The Apollo Hall Democracy was a reform movement founded within the Democratic Party of the City and State of New York in the early 1870s as a response to the corruption of Tammany Hall under Boss Tweed. Hirsch (1951) describes the "Apollo Democracy founded in 1870 by a zealous band of reformers meeting at Apollo Hall, Broadway at 28th Street" as the nucleus of the Democratic Reform Committee formed in the wake of the Tammany Hall-dominated state Democratic convention of 1871. 
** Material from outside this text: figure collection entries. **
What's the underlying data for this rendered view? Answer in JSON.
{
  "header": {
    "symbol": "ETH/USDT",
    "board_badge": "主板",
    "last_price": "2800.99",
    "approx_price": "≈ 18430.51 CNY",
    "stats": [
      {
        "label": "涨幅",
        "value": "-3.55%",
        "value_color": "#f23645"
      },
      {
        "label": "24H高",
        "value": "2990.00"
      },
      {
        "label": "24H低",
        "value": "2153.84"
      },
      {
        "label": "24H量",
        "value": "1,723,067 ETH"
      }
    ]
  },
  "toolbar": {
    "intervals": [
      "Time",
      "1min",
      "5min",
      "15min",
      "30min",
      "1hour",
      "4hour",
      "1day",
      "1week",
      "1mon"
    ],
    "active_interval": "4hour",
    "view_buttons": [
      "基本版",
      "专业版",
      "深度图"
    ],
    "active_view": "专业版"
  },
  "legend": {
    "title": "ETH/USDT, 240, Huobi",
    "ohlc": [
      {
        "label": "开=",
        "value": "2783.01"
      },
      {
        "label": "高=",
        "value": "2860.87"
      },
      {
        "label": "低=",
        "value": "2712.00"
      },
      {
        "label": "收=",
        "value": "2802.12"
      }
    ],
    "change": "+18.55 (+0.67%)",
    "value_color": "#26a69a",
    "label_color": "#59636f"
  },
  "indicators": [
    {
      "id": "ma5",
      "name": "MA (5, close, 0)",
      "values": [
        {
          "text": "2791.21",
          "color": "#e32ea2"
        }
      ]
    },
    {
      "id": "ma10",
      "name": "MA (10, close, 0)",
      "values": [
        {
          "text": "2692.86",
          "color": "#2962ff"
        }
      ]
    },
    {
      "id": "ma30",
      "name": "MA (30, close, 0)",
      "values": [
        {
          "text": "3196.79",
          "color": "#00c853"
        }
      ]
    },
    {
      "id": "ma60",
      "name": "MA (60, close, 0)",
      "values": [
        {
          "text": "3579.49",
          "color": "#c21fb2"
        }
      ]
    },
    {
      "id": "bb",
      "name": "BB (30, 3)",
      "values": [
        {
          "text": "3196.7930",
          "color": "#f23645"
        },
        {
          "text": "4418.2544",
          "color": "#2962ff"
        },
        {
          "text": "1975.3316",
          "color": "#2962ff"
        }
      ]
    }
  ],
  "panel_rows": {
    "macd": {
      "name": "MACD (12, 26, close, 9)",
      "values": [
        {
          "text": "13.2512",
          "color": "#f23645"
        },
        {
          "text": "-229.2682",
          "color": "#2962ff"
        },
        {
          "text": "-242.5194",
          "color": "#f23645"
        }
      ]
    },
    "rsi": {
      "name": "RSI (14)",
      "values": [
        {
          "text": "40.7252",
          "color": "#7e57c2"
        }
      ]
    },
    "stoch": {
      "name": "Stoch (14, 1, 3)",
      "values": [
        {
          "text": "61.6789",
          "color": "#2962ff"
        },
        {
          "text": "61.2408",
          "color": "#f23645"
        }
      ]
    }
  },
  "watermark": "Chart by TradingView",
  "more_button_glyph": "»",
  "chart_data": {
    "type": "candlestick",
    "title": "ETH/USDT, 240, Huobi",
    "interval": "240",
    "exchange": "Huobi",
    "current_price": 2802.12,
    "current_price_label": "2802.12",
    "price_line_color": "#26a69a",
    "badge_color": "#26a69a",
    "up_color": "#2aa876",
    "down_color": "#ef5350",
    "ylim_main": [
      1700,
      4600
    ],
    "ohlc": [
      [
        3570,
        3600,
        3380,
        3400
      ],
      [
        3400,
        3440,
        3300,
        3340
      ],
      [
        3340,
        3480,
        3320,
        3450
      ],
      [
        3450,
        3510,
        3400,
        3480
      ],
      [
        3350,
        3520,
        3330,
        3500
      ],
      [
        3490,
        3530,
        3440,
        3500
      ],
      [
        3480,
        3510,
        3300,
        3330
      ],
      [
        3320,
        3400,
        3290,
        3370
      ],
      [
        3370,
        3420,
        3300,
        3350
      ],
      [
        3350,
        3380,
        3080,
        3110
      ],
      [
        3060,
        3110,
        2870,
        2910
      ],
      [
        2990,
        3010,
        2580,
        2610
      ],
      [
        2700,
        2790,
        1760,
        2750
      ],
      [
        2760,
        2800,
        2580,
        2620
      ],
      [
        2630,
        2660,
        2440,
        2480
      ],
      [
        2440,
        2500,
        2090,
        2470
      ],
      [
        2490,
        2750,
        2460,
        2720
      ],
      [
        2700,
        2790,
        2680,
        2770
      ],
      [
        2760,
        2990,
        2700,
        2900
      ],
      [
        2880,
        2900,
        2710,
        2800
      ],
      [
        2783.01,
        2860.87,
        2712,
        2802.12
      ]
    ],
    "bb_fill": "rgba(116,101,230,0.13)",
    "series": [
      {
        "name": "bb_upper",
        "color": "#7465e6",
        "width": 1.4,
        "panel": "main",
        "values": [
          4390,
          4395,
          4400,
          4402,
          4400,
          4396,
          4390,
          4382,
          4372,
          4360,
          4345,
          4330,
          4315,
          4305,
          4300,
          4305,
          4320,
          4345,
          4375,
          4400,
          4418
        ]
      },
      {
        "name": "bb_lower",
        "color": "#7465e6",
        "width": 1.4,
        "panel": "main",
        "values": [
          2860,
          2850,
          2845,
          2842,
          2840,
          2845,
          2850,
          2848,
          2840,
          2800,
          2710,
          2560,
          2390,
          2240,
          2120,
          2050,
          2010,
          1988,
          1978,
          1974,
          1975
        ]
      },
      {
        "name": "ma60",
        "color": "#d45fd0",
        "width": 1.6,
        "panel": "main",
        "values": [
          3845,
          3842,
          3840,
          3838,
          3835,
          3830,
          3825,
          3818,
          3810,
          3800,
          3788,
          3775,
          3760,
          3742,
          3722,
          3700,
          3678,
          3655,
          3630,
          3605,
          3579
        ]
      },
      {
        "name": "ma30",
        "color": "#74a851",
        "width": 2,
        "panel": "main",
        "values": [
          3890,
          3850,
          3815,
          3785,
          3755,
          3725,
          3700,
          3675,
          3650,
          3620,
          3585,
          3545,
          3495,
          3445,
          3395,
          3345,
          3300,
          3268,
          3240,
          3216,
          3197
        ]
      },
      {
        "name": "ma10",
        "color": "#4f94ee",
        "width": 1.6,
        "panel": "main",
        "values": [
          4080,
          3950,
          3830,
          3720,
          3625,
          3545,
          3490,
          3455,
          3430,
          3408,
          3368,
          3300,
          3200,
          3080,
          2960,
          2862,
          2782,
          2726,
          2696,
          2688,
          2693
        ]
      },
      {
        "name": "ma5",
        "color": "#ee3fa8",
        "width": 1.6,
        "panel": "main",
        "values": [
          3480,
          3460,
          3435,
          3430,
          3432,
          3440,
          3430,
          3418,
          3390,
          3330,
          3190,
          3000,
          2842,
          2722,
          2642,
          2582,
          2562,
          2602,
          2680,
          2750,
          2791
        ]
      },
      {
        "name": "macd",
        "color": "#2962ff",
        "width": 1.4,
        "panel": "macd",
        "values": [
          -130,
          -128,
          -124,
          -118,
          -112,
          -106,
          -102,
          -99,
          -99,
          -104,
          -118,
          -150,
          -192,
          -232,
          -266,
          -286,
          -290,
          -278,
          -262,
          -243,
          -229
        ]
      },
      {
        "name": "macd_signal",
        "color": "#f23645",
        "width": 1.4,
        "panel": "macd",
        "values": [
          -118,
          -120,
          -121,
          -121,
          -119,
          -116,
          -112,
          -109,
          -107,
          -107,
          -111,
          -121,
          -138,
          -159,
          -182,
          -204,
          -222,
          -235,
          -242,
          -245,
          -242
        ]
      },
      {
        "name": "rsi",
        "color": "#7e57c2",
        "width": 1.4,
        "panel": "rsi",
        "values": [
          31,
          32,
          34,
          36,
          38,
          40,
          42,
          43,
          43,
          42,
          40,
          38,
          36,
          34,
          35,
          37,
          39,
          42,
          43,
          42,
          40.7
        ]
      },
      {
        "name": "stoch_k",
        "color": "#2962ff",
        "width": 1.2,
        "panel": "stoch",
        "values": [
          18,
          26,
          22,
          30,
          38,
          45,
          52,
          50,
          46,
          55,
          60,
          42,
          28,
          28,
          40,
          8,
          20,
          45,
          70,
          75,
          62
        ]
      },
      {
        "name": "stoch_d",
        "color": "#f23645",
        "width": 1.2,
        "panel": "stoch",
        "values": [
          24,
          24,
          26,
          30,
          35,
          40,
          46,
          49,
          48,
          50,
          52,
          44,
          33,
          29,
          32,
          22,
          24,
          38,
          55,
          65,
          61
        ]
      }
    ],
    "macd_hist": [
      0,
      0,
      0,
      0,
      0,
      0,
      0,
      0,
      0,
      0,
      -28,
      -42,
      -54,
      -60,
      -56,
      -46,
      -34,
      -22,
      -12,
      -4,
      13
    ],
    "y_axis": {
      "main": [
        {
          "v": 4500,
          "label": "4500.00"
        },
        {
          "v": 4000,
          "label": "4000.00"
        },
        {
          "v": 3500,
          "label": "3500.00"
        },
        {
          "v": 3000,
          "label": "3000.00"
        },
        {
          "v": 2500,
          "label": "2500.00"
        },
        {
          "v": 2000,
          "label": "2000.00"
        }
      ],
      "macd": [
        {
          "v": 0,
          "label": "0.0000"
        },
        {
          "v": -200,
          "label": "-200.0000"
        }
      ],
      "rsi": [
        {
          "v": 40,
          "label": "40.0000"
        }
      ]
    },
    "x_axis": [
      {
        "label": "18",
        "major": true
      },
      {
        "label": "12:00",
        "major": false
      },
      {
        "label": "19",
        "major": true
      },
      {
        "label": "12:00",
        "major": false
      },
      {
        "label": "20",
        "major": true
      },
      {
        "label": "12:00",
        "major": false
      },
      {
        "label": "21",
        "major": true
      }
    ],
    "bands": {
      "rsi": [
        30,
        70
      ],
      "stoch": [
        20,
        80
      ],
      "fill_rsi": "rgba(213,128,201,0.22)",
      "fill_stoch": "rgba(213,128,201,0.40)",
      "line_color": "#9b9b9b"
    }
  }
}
Oswald Ottendorfer & Abraham R. Lawrence, both ejected from the convention, were among the founders of the movement. The Committee also absorbed the Young Democracy movement founded by James O'Brien and came to be called the Apollo Hall Democracy. It initially attracted many leading Democrats, including Charles O'Conor & Samuel J. Tilden, but was unable to supplant Tammany Hall, which became reinvigorated under the leadership of John Kelly after the fall of Boss Tweed.  Since the Apollo Hall Democracy nominated its own sets of candidates, the Democratic vote during its floruit was split, allowing the Republicans to win many elections in New York during this brief period.  By the mid-1870s, many frustrated members of the Apollo Hall Democracy such as its former chairman William H. Wickham and William Collins Whitney joined Tammany Hall, and the Apollo movement fell into irrelevance.